Tag Archives: london bridge station

J: Noodles suck

Standard

Mr J is Jamaican. Works in IT. In his photo he’s grinning like a Cheshire cat. No, seriously. A grin so wide it takes up half his face. It’s a little off-putting and, honestly, a bit deranged looking, but his profile is cool, literate, witty and jumps off the screen at me. I email him. There’s a small round button right next to each profile picture and when it lights up the person you’re checking out is online. His glows green like a traffic light on ‘go’ and I get an email right back. We exchange a few emails and it’s clear he knows what he wants. I’m not ready for a relationship, he writes. I don’t want to be mothered or a mother for my kids. That’s good, I think, because I ain’t your mum.

Cheshire cat grin... ok, so a little harsh but you get my drift

We meet after work the next day at London Bridge station. It’s cold and when I arrive (on time) he looks frozen. And short. Shorter than me in my 3in heels, and shorter than I remember from the stats on his profile. He looks different. But, then, he’s not grinning.

‘Hey,’ I say.

‘Hi. I got here early,’ he says, looking up at me, as if I’m somehow to blame. That’s when he does it for the first time. He sniggers. A nervous, ‘I don’t know what else to do but snigger’ kind of snigger.

I’m nervous too, which means I talk non-stop. It’s like verbal diahorrea. I can feel I’m doing it but I can’t stop. I’m beginning to think this date was a bad idea.

We decide to walk along the Southbank to find somewhere to have a drink. As we walk he sniggers and I chatter. It’s not the best combination. We find a pub away from the river and he buys me a drink. I stay off the alcohol, worried that my rambling will change up a gear.

First date no-no

We sit at a table near the bar. Before long the conversation turns to past relationships. A big first date no-no according to all the rules. But my date either doesn’t know the rules or he doesn’t care. Instead he stamps around the no man’s land like he’s gunning for the enemy. ‘She was selfish… she was always out with her mates… she was untidy… she… she… she…’

I tune out.

I’m feeling hungry now so when he eventually pauses – to snigger – I suggest we go somewhere we can eat.
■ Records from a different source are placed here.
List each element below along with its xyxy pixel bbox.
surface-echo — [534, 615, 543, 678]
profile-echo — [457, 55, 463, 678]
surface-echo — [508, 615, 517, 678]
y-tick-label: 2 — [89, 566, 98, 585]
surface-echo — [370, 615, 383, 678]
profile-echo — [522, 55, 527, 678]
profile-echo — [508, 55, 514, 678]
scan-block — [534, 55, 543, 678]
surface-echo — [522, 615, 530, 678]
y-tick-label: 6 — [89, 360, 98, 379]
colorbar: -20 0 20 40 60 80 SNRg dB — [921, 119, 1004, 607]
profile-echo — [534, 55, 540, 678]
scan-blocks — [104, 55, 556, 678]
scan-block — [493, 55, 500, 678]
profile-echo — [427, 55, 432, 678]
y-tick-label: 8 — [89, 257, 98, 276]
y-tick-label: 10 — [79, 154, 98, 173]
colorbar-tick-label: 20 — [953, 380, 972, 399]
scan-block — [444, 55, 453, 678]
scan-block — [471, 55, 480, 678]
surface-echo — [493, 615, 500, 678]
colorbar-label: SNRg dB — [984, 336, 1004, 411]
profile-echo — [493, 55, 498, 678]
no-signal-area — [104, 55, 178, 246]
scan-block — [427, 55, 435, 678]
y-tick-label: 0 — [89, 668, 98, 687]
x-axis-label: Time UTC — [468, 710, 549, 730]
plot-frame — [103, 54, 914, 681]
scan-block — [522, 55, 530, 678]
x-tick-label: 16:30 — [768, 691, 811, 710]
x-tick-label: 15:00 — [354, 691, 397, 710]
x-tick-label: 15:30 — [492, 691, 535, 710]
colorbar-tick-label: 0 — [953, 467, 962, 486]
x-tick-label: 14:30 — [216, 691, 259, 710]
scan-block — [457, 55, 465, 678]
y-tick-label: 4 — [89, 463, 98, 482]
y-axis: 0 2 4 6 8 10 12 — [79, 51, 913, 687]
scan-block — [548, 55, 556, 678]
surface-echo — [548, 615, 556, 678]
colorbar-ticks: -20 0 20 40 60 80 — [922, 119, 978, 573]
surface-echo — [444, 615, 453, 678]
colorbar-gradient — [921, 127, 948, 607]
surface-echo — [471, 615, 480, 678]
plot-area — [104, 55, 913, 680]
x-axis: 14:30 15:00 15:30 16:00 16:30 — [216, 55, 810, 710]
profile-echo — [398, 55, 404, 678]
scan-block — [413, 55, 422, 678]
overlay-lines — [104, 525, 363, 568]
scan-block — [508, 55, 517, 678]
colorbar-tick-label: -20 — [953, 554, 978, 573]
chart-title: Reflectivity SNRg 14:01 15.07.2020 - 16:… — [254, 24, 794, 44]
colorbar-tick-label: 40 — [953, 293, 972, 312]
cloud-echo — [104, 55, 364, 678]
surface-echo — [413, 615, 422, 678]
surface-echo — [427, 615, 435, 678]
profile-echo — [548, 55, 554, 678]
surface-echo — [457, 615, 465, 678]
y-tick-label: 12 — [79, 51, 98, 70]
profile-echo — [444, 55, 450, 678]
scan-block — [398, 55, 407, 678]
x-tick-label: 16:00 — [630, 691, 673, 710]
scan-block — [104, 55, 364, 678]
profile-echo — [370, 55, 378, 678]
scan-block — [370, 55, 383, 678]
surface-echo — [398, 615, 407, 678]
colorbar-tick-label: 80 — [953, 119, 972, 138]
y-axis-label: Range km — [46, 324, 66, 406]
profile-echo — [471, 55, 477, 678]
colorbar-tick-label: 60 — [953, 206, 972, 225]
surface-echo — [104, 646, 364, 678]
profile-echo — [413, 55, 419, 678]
While we walk I explain that I’m not ready for a relationship just now and am happy being single and dating.

He agrees and then says. ‘But it would be great if this were a slow burner.’ In a kind of I’m going to send you mixed messages kind of way…

Tom and Nicole we ain’t!

We end up in Wagamama’s. While we’re standing in the queue he stares at me and smiles. I ask him what’s wrong. ‘Nothing,’ he says, ‘I’m just looking at the height thing.’

Lord knows why, I think. We’re hardly Tom Cruise and Nicole Kidman in happier days so there is no ‘height thing’.

Now Wagamama’s is great, don’t get me wrong. But as a first date location it kinda sucks. Let’s face it. The food is banging, but you’re generally wedged between two sets of strangers (unless you’re lucky enough to be stuck on the end of a table) and it’s blatantly obvious to the couples either side of us that this is a first date, especially when one guy leans across and blatantly winks at Mr J.

Then I forget (or maybe it’s a subconscious decision) where I am and what I’m doing and order noodles. Bloody noodles. The messiest, most embarrassing thing a woman can eat on a first date. You try getting a forkful into your mouth without spraying sauce everywhere.

As I slurp my noodles he starts to slag off his past dates. ‘She was fat, she was depressed, she was too full on… she… she… she…

I get a strange feeling of déjà vu.

He really isn’t selling himself that well. But then – when I imagine myself sitting where he is watching me tackle the tangled mess on my plate – neither am I.

So, it’s a surprise when he suddenly says, ‘Well, just the first kiss to tackle now.’

I almost choke. But after a split second vision of him performing the Heimlich manoeuvre on me the rogue noodle slips happily down my throat.

‘First kiss?’ I say.

He sniggers. I ask for the bill.

When I offer to pay half he doesn’t argue with me.

Strangely enough on the way back to the station he’s full of the joys of a successful first date. At the top of the escalator he leans in for a kiss. I shake his hand instead.

‘It was great meeting you,’ I say. But quite honestly, I’m lying.

A to Z lesson

No. No. No. Guys, come on. Don’t run down the sisters in the presence of one. If you’re still feeling bitter, lay off the dating for a while. After all, the one simple thing your date’s gonna think is ‘what the hell is he going to say about me?’ And find a damn tape measure will you. At least get the height thing vaguely accurate. Short man syndrome is all in the mind. Well, ok, maybe not… But don’t start what could end up being a beautiful relationship with a lie. And ladies never, NEVER, N-E-V-E-R order noodles on a first date!